The founder of Aid Access, Dr. Rebecca Gomperts, has offered similar services in countries where abortion is illegal through her site Women on the Web. Aid Access reportedly launched in April and has since received thousands of requests. Gomperts was not made available for an interview with Rewire.News.

While medication abortion is generally available in the United States, access to abortion providers varies widely. Women in 27 large U.S. cities would have to travel more than 100 miles each way to access abortion services, according to ANSIRH research. Six states have just one abortion-providing facility.

Medication abortions have risen in recent years—from 6 percent of non-hospital abortions in 2001 to 31 percent in 2014. That is despite a decline in the overall rate of abortion: The abortion rate in 2014 was lower than it was when abortion became legal in 1973, according to the Guttmacher Institute.

Anti-choice advocates have vowed to fight Aid Access’ work and are now considering advocating for Congress to intervene.

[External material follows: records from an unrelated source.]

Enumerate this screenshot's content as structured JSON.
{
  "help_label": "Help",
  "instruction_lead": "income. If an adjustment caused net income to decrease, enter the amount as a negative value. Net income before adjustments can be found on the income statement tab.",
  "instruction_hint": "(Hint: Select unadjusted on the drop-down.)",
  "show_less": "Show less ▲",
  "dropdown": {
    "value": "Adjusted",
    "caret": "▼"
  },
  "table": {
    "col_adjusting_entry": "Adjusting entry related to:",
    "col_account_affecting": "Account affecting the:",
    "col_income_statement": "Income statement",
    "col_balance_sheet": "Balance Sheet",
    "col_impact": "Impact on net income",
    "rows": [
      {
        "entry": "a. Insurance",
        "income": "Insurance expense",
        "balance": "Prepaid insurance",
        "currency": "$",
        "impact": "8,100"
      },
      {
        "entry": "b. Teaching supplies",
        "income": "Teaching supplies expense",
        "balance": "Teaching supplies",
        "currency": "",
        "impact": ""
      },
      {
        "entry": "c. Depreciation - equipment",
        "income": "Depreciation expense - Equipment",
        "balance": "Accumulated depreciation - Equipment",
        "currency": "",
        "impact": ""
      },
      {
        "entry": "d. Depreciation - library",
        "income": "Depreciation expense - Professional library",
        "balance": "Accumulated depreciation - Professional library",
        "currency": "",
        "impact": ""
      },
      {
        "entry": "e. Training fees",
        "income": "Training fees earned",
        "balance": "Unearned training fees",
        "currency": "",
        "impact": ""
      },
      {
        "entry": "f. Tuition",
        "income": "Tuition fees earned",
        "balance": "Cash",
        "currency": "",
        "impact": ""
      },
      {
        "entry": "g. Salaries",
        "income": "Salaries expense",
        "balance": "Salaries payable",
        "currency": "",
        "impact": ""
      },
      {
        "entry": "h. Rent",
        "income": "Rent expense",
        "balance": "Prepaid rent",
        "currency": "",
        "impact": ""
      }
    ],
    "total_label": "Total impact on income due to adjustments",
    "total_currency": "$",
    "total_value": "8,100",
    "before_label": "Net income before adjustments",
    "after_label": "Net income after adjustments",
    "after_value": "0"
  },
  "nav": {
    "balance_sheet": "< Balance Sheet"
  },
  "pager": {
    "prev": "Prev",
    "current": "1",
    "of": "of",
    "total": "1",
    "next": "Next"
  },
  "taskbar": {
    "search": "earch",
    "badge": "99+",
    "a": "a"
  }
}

Americans United for Life (AUL) President Catherine Glenn Foster said in a statement that the service is “reckless and irresponsible” because no ultrasound is performed, and thus it is not possible to know if the pregnancy is ectopic.  “Because Gomperts’ plan is dangerous to women’s health and safety, the act of sending unregulated prescription abortion pills through the mail should be the subject of federal regulation,” Foster said.

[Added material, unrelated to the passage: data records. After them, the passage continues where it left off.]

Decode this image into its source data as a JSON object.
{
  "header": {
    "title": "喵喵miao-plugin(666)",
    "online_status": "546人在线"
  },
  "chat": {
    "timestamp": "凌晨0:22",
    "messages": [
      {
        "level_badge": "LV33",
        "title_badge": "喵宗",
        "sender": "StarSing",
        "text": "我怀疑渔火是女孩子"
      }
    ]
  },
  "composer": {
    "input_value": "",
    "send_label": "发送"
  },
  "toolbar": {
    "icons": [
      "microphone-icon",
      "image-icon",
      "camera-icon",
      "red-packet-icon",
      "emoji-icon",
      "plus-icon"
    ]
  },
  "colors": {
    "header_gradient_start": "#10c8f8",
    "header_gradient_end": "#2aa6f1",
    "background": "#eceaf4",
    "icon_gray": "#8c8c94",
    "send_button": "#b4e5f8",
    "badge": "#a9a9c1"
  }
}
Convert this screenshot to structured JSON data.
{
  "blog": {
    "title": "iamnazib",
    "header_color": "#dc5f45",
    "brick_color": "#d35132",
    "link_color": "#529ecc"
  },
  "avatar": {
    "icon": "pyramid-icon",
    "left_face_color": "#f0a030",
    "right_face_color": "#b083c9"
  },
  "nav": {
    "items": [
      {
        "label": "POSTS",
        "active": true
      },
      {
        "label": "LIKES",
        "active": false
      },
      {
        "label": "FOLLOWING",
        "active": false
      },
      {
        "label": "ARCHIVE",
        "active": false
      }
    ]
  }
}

“Research has shown that women who know when their last period started are generally accurate at determining how far along they are in the pregnancy,” Grossman argued in response. “These medications are not thought to be effective to treat an ectopic pregnancy, but they won’t make the complications from an ectopic worse. Ectopic pregnancy is very rare—and apparently rarer among women seeking abortion compared to the general population. Most women with an ectopic will have unusual symptoms like pain or bleeding, and they should be advised to seek care.”

A spokesman for the Republican-led House Energy and Commerce Committee did not respond to questions about whether the committee is considering an investigation.

AUL may already have an inside track at the FDA and its parent agency, the U.S. Department of Health and Human Services. The department’s assistant secretary for public affairs is Charmaine Yoest, the former president of AUL.